1. They are very low cost, but you need to know what you’re getting for your money.
Investors are keenly aware of costs, particularly since the 2008 credit crisis wiped out so much wealth. They want to pay as little as possible for financial advice as well as for investment vehicles.
Robo-advisors do a stellar job in this regard. Again, Wealthfront’s all-ETF platform, for instance, charges 0.25 percent a year in fees, and thanks largely to that low-cost appeal, the firm has quickly grown to manage more than $800 million in total assets. The firm also offers the service free of charge for accounts under $10,000.
If you go to a traditional flesh-and-bone advisory outfit like Buckingham Asset Management, for example, you would be paying 1.25 percent a year in a tiered schedule that goes down as assets grow. That’s not a negligible difference, particularly if you’re subscribing to a passively managed all-ETF portfolio.
But costs can’t be taken in a vacuum—what you’re getting for your money should be a consideration, Goldberg, of BAM Advisors argues.
“If people’s expectations of what they can get from a financial advisor were higher, these service providers would have less of an appeal,” Goldberg told ETF.com.

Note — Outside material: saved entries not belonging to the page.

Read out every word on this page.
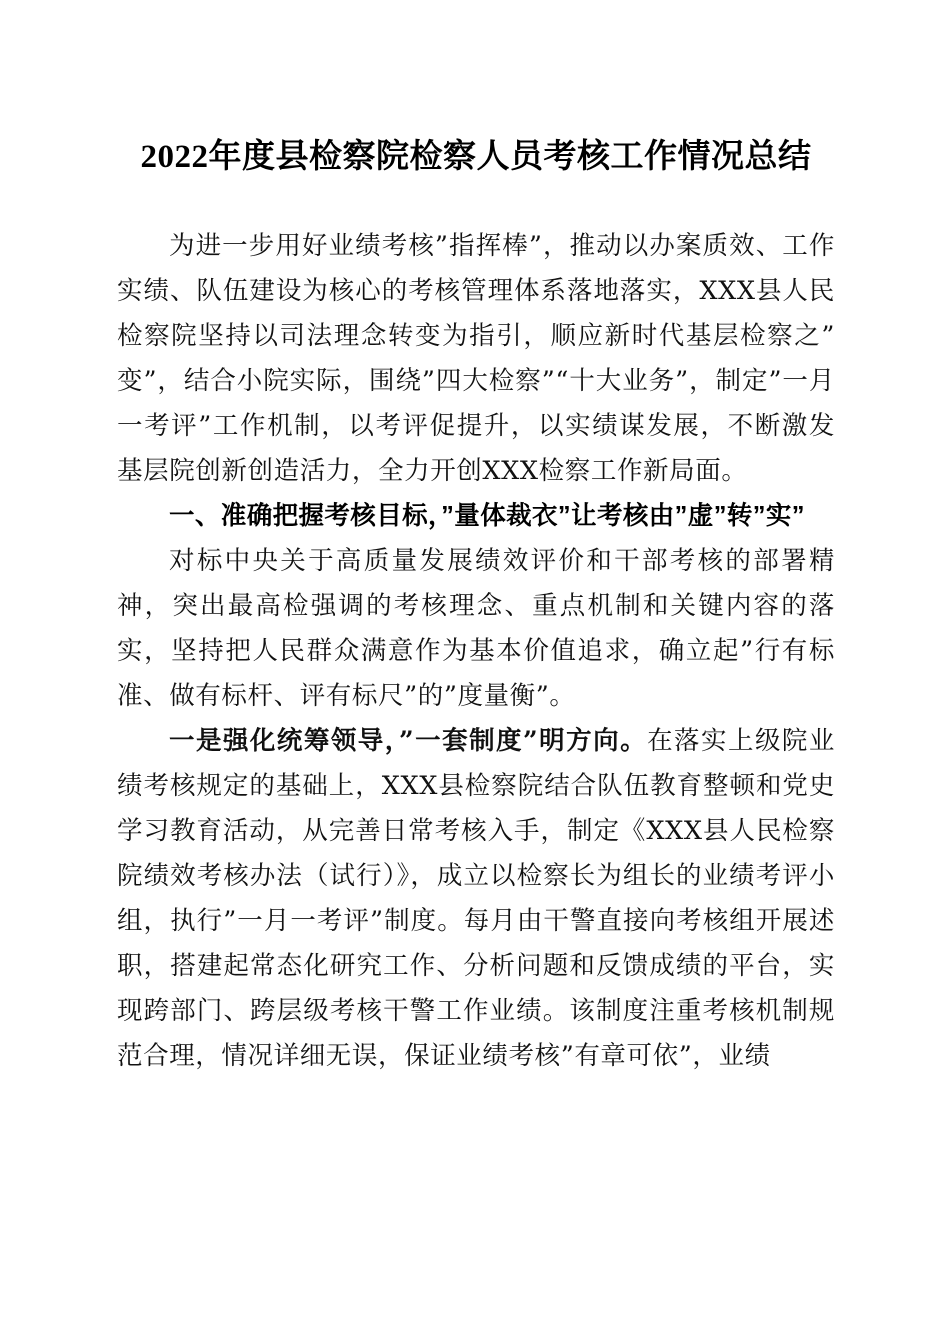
2022年度县检察院检察人员考核工作情况总结

为进一步用好业绩考核”指挥棒”，推动以办案质效、工作实绩、队伍建设为核心的考核管理体系落地落实，XXX县人民检察院坚持以司法理念转变为指引，顺应新时代基层检察之”变”，结合小院实际，围绕”四大检察”“十大业务”，制定”一月一考评”工作机制，以考评促提升，以实绩谋发展，不断激发基层院创新创造活力，全力开创XXX检察工作新局面。

一、准确把握考核目标，”量体裁衣”让考核由”虚”转”实”

对标中央关于高质量发展绩效评价和干部考核的部署精神，突出最高检强调的考核理念、重点机制和关键内容的落实，坚持把人民群众满意作为基本价值追求，确立起”行有标准、做有标杆、评有标尺”的”度量衡”。

一是强化统筹领导，”一套制度”明方向。在落实上级院业绩考核规定的基础上，XXX县检察院结合队伍教育整顿和党史学习教育活动，从完善日常考核入手，制定《XXX县人民检察院绩效考核办法（试行）》，成立以检察长为组长的业绩考评小组，执行”一月一考评”制度。每月由干警直接向考核组开展述职，搭建起常态化研究工作、分析问题和反馈成绩的平台，实现跨部门、跨层级考核干警工作业绩。该制度注重考核机制规范合理，情况详细无误，保证业绩考核”有章可依”，业绩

“Investors would not be necessarily looking for the lowest-cost solution,” he added. “So many people have such low expectations of what a wealth advisor can provide that advisors really end up looking like a commodity. But in the end, not all wealth advisors provide the same experience.”
Goldberg argues that a true financial advisor acts like an investor’s personal CFO, fulfilling a task that goes well beyond portfolio construction such as accounting and tax advice, but consists of a holistic approach to wealth management that’s worth the cost.